Disease Symptoms and Diagnosis
In the early stages of distemper there may be high temperature, red eyes and a runny nose and eyes. In later stages the virus invades other organs, especially the nervous system. Some forms of the disease cause joint thickening and enlargement. Acute distemper in dogs with weakened immune systems can lead to death within 2-4 weeks after becoming infected. Diagnosis is made based on blood tests, chest x-ray, and virus and antibody tests. Unfortunately, severe forms of canine distemper are incurable. Antibiotics are administered to prevent secondary infection and antiepileptic medications are given in the case of seizures. Only subclinical forms of the disease are curable.

Tick-borne encephalitis is caused by a flavivirus and carried by ticks in all development stages. This disease is uncommon in humans, but can be found in dogs in Slovakia.
Disease Symptoms and Diagnosis
The neurological symptoms are similar to rabies - tremors, seizures, foaming salivation and aggressiveness. There is no reliable test to diagnose the disease, and 30 percent of animals may have positive antibodies yet still be healthy. With milder forms of the disease, the dog usually spontaneously recovers, but more severe cases usually die within 7 days.
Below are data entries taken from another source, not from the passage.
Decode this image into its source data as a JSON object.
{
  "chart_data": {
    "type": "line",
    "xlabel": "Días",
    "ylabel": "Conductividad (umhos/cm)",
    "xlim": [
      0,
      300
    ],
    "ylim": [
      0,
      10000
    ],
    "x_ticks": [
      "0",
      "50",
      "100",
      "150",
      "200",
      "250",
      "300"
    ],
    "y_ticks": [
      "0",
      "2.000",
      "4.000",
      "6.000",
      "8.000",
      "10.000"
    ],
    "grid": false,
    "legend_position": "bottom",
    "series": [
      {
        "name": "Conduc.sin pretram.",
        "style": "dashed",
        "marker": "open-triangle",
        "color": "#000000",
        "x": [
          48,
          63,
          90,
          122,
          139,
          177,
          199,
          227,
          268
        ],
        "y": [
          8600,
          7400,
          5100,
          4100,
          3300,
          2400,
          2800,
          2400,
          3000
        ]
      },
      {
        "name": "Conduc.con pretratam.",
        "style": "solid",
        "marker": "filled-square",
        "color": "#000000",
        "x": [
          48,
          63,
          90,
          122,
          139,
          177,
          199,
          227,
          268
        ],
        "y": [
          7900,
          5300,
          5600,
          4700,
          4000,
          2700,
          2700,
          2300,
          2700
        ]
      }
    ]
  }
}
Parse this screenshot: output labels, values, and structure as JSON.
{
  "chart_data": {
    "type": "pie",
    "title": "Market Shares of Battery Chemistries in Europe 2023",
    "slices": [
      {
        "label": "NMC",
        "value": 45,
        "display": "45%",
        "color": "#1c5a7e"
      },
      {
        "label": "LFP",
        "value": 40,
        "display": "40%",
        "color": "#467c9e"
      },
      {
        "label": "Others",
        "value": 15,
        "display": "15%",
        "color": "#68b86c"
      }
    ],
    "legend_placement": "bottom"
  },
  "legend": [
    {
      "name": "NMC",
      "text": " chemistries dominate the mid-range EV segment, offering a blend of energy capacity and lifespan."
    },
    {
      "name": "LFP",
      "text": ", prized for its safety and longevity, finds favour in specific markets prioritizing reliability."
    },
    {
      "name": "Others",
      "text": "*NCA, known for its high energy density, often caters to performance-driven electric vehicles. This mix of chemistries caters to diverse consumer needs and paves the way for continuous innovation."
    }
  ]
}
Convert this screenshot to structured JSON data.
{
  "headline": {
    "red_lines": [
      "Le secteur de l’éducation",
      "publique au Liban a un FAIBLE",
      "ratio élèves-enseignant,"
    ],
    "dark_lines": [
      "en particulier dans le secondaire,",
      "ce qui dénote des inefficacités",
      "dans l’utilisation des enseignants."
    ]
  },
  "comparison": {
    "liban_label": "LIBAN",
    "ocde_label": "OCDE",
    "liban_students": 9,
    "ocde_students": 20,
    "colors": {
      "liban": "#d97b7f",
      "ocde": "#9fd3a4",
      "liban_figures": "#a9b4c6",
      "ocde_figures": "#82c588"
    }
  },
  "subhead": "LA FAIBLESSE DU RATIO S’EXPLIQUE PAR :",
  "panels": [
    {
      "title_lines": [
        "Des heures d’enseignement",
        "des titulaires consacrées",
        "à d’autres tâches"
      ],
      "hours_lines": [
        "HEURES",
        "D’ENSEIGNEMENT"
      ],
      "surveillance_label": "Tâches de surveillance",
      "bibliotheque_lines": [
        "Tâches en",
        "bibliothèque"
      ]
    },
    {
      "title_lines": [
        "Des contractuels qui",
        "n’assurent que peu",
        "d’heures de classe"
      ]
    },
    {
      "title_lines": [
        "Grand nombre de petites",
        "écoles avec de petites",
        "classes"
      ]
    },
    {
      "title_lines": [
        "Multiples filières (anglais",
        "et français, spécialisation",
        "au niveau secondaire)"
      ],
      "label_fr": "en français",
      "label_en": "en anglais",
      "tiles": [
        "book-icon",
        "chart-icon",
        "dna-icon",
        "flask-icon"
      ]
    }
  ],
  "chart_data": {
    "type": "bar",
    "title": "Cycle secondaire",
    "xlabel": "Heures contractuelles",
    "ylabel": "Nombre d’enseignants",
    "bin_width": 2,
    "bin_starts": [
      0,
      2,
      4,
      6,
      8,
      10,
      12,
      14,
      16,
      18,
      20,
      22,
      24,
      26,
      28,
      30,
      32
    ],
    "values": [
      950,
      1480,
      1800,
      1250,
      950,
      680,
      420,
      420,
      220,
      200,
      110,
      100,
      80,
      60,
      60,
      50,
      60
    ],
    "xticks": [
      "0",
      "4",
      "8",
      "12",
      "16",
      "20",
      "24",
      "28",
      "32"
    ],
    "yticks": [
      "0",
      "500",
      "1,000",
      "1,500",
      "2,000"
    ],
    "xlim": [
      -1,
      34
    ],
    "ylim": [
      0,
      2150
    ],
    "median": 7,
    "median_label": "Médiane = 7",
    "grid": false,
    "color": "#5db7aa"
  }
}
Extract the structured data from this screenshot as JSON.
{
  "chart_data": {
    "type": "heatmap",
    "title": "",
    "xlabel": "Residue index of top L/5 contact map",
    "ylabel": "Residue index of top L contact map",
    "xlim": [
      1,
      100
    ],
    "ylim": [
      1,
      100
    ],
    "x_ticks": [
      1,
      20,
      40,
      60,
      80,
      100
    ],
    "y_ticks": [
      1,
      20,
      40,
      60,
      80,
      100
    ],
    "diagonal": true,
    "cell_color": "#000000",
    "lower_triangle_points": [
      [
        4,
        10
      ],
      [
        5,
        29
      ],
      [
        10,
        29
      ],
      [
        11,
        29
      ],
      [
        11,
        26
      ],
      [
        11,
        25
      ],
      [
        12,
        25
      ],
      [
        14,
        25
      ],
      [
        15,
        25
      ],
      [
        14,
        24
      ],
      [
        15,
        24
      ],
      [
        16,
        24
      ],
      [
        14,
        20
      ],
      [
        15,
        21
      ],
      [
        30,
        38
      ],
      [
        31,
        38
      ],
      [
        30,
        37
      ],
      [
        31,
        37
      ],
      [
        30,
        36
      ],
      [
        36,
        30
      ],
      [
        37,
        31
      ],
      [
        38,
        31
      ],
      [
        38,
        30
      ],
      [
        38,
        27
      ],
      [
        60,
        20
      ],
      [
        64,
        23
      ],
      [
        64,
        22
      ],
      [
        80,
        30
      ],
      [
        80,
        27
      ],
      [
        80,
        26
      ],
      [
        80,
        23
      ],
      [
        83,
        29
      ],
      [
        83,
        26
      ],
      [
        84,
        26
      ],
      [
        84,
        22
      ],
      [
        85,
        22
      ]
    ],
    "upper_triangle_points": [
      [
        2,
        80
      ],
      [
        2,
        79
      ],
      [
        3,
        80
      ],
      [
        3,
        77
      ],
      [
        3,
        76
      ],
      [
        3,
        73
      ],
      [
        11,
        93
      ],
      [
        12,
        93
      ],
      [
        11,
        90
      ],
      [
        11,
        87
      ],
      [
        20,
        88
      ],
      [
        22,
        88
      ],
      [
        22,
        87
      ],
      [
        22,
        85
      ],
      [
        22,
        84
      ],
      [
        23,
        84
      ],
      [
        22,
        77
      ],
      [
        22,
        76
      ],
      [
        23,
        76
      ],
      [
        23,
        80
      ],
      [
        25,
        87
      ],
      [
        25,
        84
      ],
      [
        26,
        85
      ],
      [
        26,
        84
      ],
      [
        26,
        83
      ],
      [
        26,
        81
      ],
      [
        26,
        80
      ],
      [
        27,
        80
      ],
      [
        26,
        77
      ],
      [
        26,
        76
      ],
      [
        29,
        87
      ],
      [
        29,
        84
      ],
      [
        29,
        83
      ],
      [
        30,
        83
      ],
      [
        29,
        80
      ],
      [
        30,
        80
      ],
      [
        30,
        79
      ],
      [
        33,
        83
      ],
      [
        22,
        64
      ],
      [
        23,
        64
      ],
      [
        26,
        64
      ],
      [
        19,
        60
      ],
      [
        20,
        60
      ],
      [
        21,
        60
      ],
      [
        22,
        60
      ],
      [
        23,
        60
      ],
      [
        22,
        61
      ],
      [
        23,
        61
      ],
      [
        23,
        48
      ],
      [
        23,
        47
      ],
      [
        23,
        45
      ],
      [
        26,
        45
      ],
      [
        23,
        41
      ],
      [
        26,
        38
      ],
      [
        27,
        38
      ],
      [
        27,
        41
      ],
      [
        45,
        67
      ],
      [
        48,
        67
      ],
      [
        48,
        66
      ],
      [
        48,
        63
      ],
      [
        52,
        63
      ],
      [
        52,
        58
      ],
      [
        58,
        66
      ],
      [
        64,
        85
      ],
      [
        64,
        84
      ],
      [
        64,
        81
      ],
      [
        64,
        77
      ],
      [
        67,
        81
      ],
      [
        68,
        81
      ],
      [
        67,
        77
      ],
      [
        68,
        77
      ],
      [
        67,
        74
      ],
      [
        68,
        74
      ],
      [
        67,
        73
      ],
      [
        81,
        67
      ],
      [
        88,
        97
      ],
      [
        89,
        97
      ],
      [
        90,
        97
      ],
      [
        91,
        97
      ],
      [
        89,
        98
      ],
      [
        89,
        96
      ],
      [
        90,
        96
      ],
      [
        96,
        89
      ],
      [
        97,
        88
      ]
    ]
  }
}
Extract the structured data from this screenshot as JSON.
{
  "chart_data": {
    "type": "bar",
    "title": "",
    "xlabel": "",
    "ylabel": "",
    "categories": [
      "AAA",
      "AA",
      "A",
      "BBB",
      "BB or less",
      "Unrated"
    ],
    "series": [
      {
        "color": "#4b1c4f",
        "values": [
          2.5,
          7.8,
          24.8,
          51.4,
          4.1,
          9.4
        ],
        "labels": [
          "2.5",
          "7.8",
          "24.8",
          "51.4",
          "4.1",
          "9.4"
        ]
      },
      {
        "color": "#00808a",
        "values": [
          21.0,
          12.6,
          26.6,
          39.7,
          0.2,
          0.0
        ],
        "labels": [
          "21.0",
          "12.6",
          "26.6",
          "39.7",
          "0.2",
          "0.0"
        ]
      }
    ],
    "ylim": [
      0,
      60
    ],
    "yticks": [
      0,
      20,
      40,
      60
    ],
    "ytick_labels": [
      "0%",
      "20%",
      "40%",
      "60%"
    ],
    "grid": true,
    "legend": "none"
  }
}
Polyradiculoneuritis is a serious autoimmune disease affecting the nerves responsible for muscle movement. During an infection, acute paralysis usually begins in the hind limbs.  This often precedes voice change due to affected vocal muscles. This also occurs due to paralysis of intercostal muscles and the diaphragm. Paralysis of these structures also carries a risk of suffocation and may necessitate the use of a mechanical ventilator. This disease can in rare cases also affect cats.
Physiotherapy to prevent muscle atrophy is a recommended treatment. Denervated muscles must be kept in good condition for recovery to occur.

Myositis (inflammation) of the masticatory muscles is an inflammatory disease that affects dogs and cats. It is one of the most common muscle diseases.
Disease Symptoms and Diagnosis
Myositis is relatively easy to diagnose. It manifests as "lockjaw" - the animal has difficulty in opening or closing its mouth. The condition can also be diagnosed via biochemical and antibody tests.
Treatment must be aggressive to prevent an acute condition from becoming chronic.  Swollen muscles can cause the connective tissue to lose elasticity. This may result in an irreversibly closed jaw. Immunosuppressive medications are usually the treatment of choice.